In a moment he would see the monster in my car. I braced myself for a scream.

The boy squinted and grinned. I glanced in the rearview window. The wolf-man was pretending to pant, black lips stretched in a happy canine smile. The gloom of the car hid most of his face and only the muzzle, illuminated by the outside light, and the glowing eyes were visible.

The boy mouthed something that might have been “Good dog.” The light changed and the Honda drove on, vanishing into the night and carrying away the child and his parents, their reminiscing undisturbed.

We drove on, winding our way northeast toward Suwanee. It took us nearly an hour to reach the shapechanger compound and we had to leave the city behind to get there. All but invisible from the highway, the fortress sat in the middle of a clearing, defined by a dense wall of brush and oaks that looked decades older than they had any right to be. The only sign of its existence was a single-lane dirt road that veered so abruptly from the highway that I missed it despite my guide and had to double back.

The trail brought us to a small parking lot. I parked next to an old Chevy truck and held the door open for the wolfman. He stepped out and paused in a kind of silent salute to the building. The compound loomed before us, a forbidding square building of gray stone nearly sixty feet high. Darkness pooled in the narrow arched windows, guarded by metal grates.
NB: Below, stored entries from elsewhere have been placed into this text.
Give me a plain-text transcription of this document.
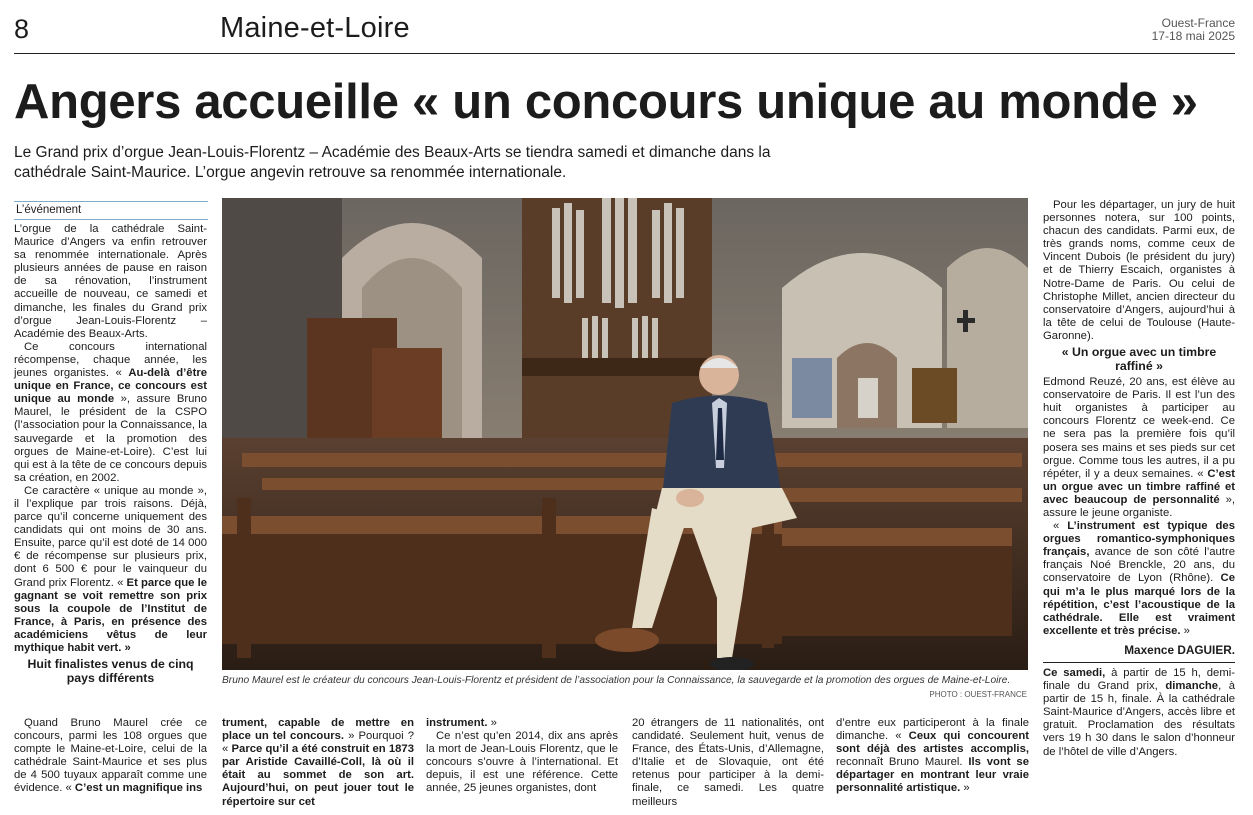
8	Maine-et-Loire	Ouest-France
17-18 mai 2025
Angers accueille « un concours unique au monde »
Le Grand prix d’orgue Jean-Louis-Florentz – Académie des Beaux-Arts se tiendra samedi et dimanche dans la cathédrale Saint-Maurice. L’orgue angevin retrouve sa renommée internationale.
L’événement

L’orgue de la cathédrale Saint-Maurice d’Angers va enfin retrouver sa renommée internationale. Après plusieurs années de pause en raison de sa rénovation, l’instrument accueille de nouveau, ce samedi et dimanche, les finales du Grand prix d’orgue Jean-Louis-Florentz – Académie des Beaux-Arts.

Ce concours international récompense, chaque année, les jeunes organistes. « Au-delà d’être unique en France, ce concours est unique au monde », assure Bruno Maurel, le président de la CSPO (l’association pour la Connaissance, la sauvegarde et la promotion des orgues de Maine-et-Loire). C’est lui qui est à la tête de ce concours depuis sa création, en 2002.

Ce caractère « unique au monde », il l’explique par trois raisons. Déjà, parce qu’il concerne uniquement des candidats qui ont moins de 30 ans. Ensuite, parce qu’il est doté de 14 000 € de récompense sur plusieurs prix, dont 6 500 € pour le vainqueur du Grand prix Florentz. « Et parce que le gagnant se voit remettre son prix sous la coupole de l’Institut de France, à Paris, en présence des académiciens vêtus de leur mythique habit vert. »

Huit finalistes venus de cinq pays différents	Bruno Maurel est le créateur du concours Jean-Louis-Florentz et président de l’association pour la Connaissance, la sauvegarde et la promotion des orgues de Maine-et-Loire.
PHOTO : OUEST-FRANCE

Quand Bruno Maurel crée ce concours, parmi les 108 orgues que compte le Maine-et-Loire, celui de la cathédrale Saint-Maurice et ses plus de 4 500 tuyaux apparaît comme une évidence. « C’est un magnifique ins

trument, capable de mettre en place un tel concours. » Pourquoi ? « Parce qu’il a été construit en 1873 par Aristide Cavaillé-Coll, là où il était au sommet de son art. Aujourd’hui, on peut jouer tout le répertoire sur cet

instrument. »

Ce n’est qu’en 2014, dix ans après la mort de Jean-Louis Florentz, que le concours s’ouvre à l’international. Et depuis, il est une référence. Cette année, 25 jeunes organistes, dont

20 étrangers de 11 nationalités, ont candidaté. Seulement huit, venus de France, des États-Unis, d’Allemagne, d’Italie et de Slovaquie, ont été retenus pour participer à la demi-finale, ce samedi. Les quatre meilleurs

d’entre eux participeront à la finale dimanche. « Ceux qui concourent sont déjà des artistes accomplis, reconnaît Bruno Maurel. Ils vont se départager en montrant leur vraie personnalité artistique. »

Pour les départager, un jury de huit personnes notera, sur 100 points, chacun des candidats. Parmi eux, de très grands noms, comme ceux de Vincent Dubois (le président du jury) et de Thierry Escaich, organistes à Notre-Dame de Paris. Ou celui de Christophe Millet, ancien directeur du conservatoire d’Angers, aujourd’hui à la tête de celui de Toulouse (Haute-Garonne).

« Un orgue avec un timbre raffiné »

Edmond Reuzé, 20 ans, est élève au conservatoire de Paris. Il est l’un des huit organistes à participer au concours Florentz ce week-end. Ce ne sera pas la première fois qu’il posera ses mains et ses pieds sur cet orgue. Comme tous les autres, il a pu répéter, il y a deux semaines. « C’est un orgue avec un timbre raffiné et avec beaucoup de personnalité », assure le jeune organiste.

« L’instrument est typique des orgues romantico-symphoniques français, avance de son côté l’autre français Noé Brenckle, 20 ans, du conservatoire de Lyon (Rhône). Ce qui m’a le plus marqué lors de la répétition, c’est l’acoustique de la cathédrale. Elle est vraiment excellente et très précise. »

Maxence DAGUIER.

Ce samedi, à partir de 15 h, demi-finale du Grand prix, dimanche, à partir de 15 h, finale. À la cathédrale Saint-Maurice d’Angers, accès libre et gratuit. Proclamation des résultats vers 19 h 30 dans le salon d’honneur de l’hôtel de ville d’Angers.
The place looked like the keep of a castle rather than a modern fort.

The wolf-man raised his narrow muzzle and let out a long, wailing howl. Icy fingers of fear clawed their way up my spine and clutched my throat. The howl lingered, bouncing off the walls and filling the night with the promise of a long, bloody hunt. Another voice joined it from atop the keep, a third came from the side, then a fourth . . . All around us the sentries howled and I stood still in the whirlpool of their war cries. A bit dramatic, and yet it had the likely desired effect of turning a badass like me into just another frightened ape shivering in the darkness.

Satisfied, my guide strode toward the keep and I walked after him listening to the last echoes of the blood hymn flee into the night. The wolf-man stopped before a large metal door and knocked. The door swung open and we stepped inside, into a small chamber lighted with electric lamps.
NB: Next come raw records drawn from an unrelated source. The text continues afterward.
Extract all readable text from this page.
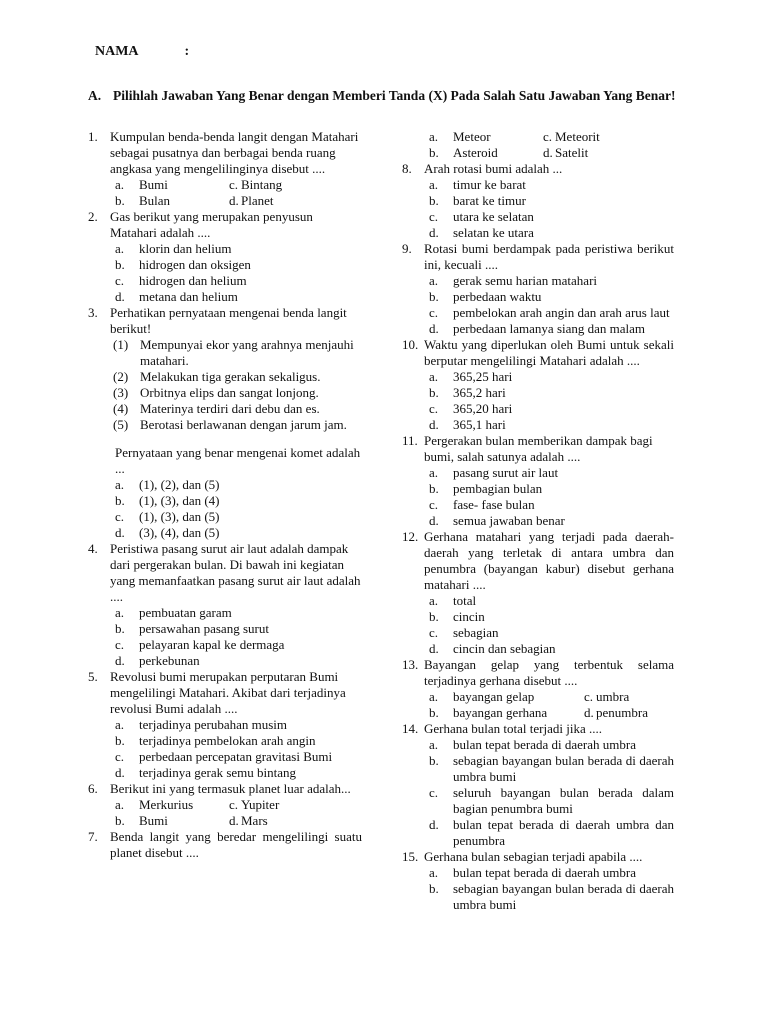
NAMA	:
A. Pilihlah Jawaban Yang Benar dengan Memberi Tanda (X) Pada Salah Satu Jawaban Yang Benar!
1. Kumpulan benda-benda langit dengan Matahari sebagai pusatnya dan berbagai benda ruang angkasa yang mengelilinginya disebut ....
a.	Bumi	c. Bintang
b.	Bulan	d. Planet
2. Gas berikut yang merupakan penyusun Matahari adalah ....
a.	klorin dan helium
b.	hidrogen dan oksigen
c.	hidrogen dan helium
d.	metana dan helium
3. Perhatikan pernyataan mengenai benda langit berikut!
(1) Mempunyai ekor yang arahnya menjauhi matahari.
(2) Melakukan tiga gerakan sekaligus.
(3) Orbitnya elips dan sangat lonjong.
(4) Materinya terdiri dari debu dan es.
(5) Berotasi berlawanan dengan jarum jam.
Pernyataan yang benar mengenai komet adalah ...
a.	(1), (2), dan (5)
b.	(1), (3), dan (4)
c.	(1), (3), dan (5)
d.	(3), (4), dan (5)
4. Peristiwa pasang surut air laut adalah dampak dari pergerakan bulan. Di bawah ini kegiatan yang memanfaatkan pasang surut air laut adalah ....
a.	pembuatan garam
b.	persawahan pasang surut
c.	pelayaran kapal ke dermaga
d.	perkebunan
5. Revolusi bumi merupakan perputaran Bumi mengelilingi Matahari. Akibat dari terjadinya revolusi Bumi adalah ....
a.	terjadinya perubahan musim
b.	terjadinya pembelokan arah angin
c.	perbedaan percepatan gravitasi Bumi
d.	terjadinya gerak semu bintang
6. Berikut ini yang termasuk planet luar adalah...
a.	Merkurius	c. Yupiter
b.	Bumi	d. Mars
7. Benda langit yang beredar mengelilingi suatu planet disebut ....
a.	Meteor	c. Meteorit
b.	Asteroid	d. Satelit
8. Arah rotasi bumi adalah ...
a.	timur ke barat
b.	barat ke timur
c.	utara ke selatan
d.	selatan ke utara
9. Rotasi bumi berdampak pada peristiwa berikut ini, kecuali ....
a.	gerak semu harian matahari
b.	perbedaan waktu
c.	pembelokan arah angin dan arah arus laut
d.	perbedaan lamanya siang dan malam
10. Waktu yang diperlukan oleh Bumi untuk sekali berputar mengelilingi Matahari adalah ....
a.	365,25 hari
b.	365,2 hari
c.	365,20 hari
d.	365,1 hari
11. Pergerakan bulan memberikan dampak bagi bumi, salah satunya adalah ....
a.	pasang surut air laut
b.	pembagian bulan
c.	fase- fase bulan
d.	semua jawaban benar
12. Gerhana matahari yang terjadi pada daerah-daerah yang terletak di antara umbra dan penumbra (bayangan kabur) disebut gerhana matahari ....
a.	total
b.	cincin
c.	sebagian
d.	cincin dan sebagian
13. Bayangan gelap yang terbentuk selama terjadinya gerhana disebut ....
a.	bayangan gelap	c. umbra
b.	bayangan gerhana	d. penumbra
14. Gerhana bulan total terjadi jika ....
a.	bulan tepat berada di daerah umbra
b.	sebagian bayangan bulan berada di daerah umbra bumi
c.	seluruh bayangan bulan berada dalam bagian penumbra bumi
d.	bulan tepat berada di daerah umbra dan penumbra
15. Gerhana bulan sebagian terjadi apabila ....
a.	bulan tepat berada di daerah umbra
b.	sebagian bayangan bulan berada di daerah umbra bumi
A short woman with very curly blond hair waited for us. Some unspoken communication must have passed between her and my guide, and she looked at me. “This way, please.”
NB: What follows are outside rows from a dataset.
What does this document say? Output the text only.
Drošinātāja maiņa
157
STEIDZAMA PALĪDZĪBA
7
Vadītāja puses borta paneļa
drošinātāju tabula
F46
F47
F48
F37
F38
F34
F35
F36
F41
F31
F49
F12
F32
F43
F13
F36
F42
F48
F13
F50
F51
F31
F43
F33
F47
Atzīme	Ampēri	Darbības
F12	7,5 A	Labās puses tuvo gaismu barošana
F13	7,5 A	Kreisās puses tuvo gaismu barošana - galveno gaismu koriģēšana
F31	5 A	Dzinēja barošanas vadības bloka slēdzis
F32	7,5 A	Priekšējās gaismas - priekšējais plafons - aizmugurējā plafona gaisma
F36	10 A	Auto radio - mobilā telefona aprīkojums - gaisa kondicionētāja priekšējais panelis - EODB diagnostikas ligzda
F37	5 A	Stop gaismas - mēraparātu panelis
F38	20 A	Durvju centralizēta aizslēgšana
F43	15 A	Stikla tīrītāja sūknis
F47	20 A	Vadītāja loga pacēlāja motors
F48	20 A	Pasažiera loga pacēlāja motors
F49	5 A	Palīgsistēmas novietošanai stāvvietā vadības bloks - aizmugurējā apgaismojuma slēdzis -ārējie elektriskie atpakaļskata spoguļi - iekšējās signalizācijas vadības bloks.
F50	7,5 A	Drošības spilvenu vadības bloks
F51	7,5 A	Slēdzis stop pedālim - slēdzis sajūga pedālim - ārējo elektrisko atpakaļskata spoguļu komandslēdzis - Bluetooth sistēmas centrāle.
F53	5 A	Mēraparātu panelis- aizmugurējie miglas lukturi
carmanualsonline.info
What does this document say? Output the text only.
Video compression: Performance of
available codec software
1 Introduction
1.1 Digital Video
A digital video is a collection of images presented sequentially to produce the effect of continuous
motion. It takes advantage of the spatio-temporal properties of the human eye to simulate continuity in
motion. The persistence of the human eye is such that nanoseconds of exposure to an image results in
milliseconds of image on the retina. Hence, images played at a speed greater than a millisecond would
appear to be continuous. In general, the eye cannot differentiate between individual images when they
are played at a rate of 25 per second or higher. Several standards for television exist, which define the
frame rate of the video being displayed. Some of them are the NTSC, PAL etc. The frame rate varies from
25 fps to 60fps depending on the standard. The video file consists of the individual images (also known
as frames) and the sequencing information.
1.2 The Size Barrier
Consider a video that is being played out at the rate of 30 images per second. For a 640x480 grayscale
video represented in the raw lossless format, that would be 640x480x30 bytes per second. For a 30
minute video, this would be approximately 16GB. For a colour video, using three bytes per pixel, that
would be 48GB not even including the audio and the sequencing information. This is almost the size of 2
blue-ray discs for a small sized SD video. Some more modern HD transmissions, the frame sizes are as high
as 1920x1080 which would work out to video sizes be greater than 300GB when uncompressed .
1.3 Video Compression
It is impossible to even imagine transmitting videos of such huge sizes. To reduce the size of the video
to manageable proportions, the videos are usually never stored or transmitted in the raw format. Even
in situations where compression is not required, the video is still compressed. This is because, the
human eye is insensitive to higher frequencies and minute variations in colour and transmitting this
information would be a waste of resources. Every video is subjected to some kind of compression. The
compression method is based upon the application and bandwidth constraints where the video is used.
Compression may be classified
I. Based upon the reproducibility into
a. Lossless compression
I followed her through another door to a round room. A spiral staircase pierced the floor, stretching both up and down. I looked up and saw coils of stairs merging with darkness.

“This way, please,” the woman repeated and led me down the stairs. We descended, making several loops, until my escort stepped into a dark side hallway. The hallway terminated in another heavy wooden door, and the woman pushed it open, motioning me inside. I stepped through.

A huge oval room lay before me, bathed in a comfortable glow of electric lights softened by opaque glass. The room sloped down gently, like a college auditorium, to culminate in a flat stage. On the left side of the stage, next to a door, fire burned brightly in a foot-wide metal brazier, its smoke sucked away into a vertical shoot. A smooth slanting path led from the doorway to the stage.

The rest of the sloping floor was terraced, segregated into five-foot-wide “steps,” and on the steps, on uniform blue blankets, rested the shapechangers. Most were in a human form; some reclined by themselves; some sat together with their families, one family to a blanket, as if they had gathered for some sort of underground picnic. With a shock I realized there were more than three hundred of them. Many more.

And Curran was nowhere in sight.

The door closed behind me with a click. As one, the shapechangers turned and looked at me.

I wondered what they’d do if I asked to borrow a cup of sugar.

Behind me the door opened and two large males stepped inside, breathing down my neck. I got the message and started down the path to the stage. Ahead several males stood up from their blankets and barred the path midway down.

The welcoming committee. How nice.

I crashed to a halt before the men. “You’re in my way,” I said.